Avoid Kafka if unsure (think twice series)

Some co-workers started using Apache Kafka con a bunch of our Customers.

Apache Kafka is a community distributed event streaming platform capable of handling trillions of events a day. Initially conceived as a messaging queue, Kafka is based on an abstraction of a distributed commit log[*].

To get this goal, Apache Kafka needs a complex servers setup, even more complex if you want the certification for the producing company (Confluent).  Now, if you are planning to use Kafka like a simple JavaMessaeSystem (JMS) implementation, think twice before going on this route.

PostgreSQL 12 offers a fair (and open source) partition implementation, whereas if money are not a problem, Oracle 12c can happy scale on billions of record before running into troubles (and ExaData can scale even more).

PostgreSQL and Oracle offer optimizations for partitioned data, called “Partition Pruning” in PostreSQL teminology:

With partition pruning enabled, the planner will examine the definition of each partition and prove that the partition need not be scanned because it could not contain any rows meeting the query’s WHERE clause. When the planner can prove this, it excludes (prunes) the partition from the query plan.

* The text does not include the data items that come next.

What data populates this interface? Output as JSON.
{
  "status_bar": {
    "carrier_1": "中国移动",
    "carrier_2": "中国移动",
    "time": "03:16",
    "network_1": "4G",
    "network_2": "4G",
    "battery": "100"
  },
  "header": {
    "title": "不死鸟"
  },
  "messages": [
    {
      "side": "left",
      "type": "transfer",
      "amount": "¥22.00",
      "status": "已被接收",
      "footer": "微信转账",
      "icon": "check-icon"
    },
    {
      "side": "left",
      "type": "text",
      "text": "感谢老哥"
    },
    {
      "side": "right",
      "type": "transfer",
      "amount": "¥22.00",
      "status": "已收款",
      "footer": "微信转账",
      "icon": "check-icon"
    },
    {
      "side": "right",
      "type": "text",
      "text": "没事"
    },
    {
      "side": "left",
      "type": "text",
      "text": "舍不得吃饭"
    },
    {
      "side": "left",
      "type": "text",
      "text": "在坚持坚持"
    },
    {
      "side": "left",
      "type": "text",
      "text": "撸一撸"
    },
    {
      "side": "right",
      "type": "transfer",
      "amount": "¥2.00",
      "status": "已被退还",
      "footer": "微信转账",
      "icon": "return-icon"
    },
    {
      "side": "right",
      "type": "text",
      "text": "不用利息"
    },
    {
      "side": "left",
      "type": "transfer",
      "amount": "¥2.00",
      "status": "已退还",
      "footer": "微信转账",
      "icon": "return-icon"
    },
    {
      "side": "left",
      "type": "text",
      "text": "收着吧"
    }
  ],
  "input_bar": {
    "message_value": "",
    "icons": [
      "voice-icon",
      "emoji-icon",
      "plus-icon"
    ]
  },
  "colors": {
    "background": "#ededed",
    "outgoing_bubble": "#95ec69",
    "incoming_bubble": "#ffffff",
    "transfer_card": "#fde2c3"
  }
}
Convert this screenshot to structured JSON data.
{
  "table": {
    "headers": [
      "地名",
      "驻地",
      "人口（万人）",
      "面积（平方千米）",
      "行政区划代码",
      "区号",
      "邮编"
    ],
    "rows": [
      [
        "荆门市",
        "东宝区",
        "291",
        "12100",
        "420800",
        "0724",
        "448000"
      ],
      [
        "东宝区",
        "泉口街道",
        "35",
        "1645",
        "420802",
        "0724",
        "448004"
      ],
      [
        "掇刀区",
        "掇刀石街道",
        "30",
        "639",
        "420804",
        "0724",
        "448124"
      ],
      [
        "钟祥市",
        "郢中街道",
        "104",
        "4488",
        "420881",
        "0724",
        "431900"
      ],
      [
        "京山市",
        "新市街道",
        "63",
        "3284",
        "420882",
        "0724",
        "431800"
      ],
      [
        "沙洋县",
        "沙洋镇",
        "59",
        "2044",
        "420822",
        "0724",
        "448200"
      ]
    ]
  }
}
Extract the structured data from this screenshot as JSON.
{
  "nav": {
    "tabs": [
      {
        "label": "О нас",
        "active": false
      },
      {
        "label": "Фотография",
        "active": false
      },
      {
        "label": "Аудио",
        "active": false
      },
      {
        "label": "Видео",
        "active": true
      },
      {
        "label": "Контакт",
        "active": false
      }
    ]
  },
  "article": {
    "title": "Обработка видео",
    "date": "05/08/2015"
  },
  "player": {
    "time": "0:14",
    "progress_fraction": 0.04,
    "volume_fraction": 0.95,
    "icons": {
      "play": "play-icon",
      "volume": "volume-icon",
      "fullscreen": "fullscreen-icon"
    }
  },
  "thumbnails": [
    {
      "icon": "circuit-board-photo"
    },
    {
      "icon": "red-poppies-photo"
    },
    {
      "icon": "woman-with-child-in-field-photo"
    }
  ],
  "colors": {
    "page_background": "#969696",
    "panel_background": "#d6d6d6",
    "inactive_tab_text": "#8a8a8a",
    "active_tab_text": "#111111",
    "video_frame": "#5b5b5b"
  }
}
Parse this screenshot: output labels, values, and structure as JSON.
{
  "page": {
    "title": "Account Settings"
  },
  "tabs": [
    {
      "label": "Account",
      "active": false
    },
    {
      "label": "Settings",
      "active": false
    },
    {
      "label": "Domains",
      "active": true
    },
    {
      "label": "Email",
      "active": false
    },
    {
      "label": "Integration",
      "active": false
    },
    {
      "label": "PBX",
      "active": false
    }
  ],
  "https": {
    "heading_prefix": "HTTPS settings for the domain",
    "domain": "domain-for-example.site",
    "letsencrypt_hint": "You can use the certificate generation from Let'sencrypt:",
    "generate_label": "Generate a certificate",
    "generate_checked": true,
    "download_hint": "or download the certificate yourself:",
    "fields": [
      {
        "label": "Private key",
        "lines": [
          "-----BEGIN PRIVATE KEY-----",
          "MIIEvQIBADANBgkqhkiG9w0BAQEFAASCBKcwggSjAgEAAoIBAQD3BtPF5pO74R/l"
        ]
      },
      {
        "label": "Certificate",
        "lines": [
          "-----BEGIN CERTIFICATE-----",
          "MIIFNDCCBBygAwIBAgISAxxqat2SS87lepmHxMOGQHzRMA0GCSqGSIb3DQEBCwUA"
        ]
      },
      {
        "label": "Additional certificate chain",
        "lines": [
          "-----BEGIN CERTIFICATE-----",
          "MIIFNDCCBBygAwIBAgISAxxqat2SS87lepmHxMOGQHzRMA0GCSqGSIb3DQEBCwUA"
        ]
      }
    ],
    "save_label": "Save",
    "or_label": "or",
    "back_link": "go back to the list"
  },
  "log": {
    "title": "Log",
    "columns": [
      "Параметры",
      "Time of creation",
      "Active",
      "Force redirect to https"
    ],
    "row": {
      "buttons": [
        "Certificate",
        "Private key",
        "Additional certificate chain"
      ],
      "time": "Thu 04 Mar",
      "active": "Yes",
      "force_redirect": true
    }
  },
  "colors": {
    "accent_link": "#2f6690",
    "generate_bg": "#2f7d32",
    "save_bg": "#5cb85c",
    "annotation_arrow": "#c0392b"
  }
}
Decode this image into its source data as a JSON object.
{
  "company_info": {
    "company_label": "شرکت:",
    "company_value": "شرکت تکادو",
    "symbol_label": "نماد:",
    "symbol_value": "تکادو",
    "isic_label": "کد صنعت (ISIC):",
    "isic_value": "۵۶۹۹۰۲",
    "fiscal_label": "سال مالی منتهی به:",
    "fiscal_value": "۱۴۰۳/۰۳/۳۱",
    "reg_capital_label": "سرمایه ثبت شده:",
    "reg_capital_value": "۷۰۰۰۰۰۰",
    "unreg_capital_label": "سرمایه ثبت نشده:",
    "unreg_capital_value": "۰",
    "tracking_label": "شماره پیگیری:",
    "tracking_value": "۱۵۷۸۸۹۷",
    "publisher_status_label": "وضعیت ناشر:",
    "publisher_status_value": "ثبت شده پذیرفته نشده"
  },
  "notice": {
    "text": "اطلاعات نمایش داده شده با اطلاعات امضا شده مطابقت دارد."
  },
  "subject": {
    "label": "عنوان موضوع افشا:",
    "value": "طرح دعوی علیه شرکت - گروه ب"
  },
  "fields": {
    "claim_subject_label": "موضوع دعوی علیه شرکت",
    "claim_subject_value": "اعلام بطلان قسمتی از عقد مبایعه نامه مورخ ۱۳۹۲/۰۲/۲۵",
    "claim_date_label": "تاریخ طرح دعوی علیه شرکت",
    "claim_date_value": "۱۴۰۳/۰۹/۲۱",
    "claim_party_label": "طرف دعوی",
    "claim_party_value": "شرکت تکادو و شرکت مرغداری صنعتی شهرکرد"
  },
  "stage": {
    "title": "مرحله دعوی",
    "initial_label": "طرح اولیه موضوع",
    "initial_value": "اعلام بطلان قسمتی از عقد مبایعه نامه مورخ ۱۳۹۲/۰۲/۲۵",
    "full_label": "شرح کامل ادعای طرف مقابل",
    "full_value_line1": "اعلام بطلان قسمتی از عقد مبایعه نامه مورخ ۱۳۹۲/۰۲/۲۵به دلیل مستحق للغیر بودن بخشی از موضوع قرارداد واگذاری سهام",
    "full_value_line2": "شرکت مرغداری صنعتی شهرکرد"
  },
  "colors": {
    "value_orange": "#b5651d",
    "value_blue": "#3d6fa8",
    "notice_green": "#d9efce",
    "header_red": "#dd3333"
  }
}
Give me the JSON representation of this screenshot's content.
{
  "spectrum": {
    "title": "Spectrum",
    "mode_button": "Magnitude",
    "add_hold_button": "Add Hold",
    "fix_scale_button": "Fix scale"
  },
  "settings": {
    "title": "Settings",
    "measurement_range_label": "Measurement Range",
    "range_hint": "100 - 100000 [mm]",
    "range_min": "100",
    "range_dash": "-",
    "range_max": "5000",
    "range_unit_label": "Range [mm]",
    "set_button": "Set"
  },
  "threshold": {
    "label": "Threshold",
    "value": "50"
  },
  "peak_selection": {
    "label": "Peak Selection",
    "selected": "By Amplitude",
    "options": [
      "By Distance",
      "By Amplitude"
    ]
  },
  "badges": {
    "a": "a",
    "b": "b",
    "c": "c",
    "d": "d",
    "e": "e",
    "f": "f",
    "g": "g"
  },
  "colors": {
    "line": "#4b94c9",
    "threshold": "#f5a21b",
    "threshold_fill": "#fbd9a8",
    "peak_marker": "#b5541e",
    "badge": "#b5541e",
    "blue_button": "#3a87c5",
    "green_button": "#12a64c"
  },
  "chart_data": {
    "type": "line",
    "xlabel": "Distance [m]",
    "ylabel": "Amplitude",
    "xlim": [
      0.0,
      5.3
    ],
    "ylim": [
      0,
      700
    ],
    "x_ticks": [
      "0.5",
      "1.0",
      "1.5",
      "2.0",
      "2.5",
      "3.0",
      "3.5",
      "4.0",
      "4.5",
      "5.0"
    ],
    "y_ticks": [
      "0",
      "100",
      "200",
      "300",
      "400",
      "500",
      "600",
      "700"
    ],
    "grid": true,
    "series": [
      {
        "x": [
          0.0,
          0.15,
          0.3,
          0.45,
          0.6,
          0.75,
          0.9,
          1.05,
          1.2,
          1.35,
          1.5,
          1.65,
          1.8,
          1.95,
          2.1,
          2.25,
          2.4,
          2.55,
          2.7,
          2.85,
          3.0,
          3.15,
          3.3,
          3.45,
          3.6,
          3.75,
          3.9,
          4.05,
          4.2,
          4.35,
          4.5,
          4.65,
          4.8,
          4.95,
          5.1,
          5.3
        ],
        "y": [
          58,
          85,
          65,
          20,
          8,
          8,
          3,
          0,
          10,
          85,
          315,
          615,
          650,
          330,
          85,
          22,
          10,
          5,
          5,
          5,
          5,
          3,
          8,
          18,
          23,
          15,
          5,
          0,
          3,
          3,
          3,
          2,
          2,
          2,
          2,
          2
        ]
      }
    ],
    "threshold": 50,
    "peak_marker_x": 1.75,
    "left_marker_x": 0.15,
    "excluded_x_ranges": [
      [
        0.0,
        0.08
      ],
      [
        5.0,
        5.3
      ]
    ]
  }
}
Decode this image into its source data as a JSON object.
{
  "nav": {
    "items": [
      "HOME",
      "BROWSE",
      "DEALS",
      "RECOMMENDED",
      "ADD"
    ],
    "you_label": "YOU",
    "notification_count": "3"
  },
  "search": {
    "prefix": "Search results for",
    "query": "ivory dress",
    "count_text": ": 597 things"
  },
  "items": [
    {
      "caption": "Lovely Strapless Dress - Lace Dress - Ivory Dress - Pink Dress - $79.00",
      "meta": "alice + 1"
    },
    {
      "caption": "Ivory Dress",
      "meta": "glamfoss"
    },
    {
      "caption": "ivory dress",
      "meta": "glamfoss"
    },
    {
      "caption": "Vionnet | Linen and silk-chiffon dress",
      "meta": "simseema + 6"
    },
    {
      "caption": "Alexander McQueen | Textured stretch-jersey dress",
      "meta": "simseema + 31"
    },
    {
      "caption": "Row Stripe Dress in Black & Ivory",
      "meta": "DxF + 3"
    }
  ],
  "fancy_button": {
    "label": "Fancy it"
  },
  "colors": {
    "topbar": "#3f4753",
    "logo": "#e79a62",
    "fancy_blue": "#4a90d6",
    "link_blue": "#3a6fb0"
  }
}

This feature is quite brand new (popped in PostreSQL 11) but it is essential to a successful partition strategy. Before these feature, partitioning was a black magic art. Now it is simpler to manage.

Kafka boring effect on my Best Developer

On the opposite Kafka need you think in advance on how to insert your data in it, because Kafka is essentially a
NoSQL database. And you must think about data partition in advice too, as far as I can understand.


Also, relational theory works great when you need to reshape your data; it can be easily explained to other engineering at the Customer side (see also SQL: One of the most valuable skills).

Apache Kafka offer a KSQL extension to mix stream in a SQL92 fashion. anyway we discovered you can join data only on the same partition (!). Also, in production you need to provide a fixed set of query on a single line file, making very complex vendor inter-operation.

Assigning a KSQL server to every workflow seems only the recommended option, increasing operation costs.

Last but not least, PostgreSQL can be fired in a  single docker container with a ridiculous amount of memory (!), so why bother on a over-complex Kafka?

If you do not plan to have trillions of data, think twice about Kafka.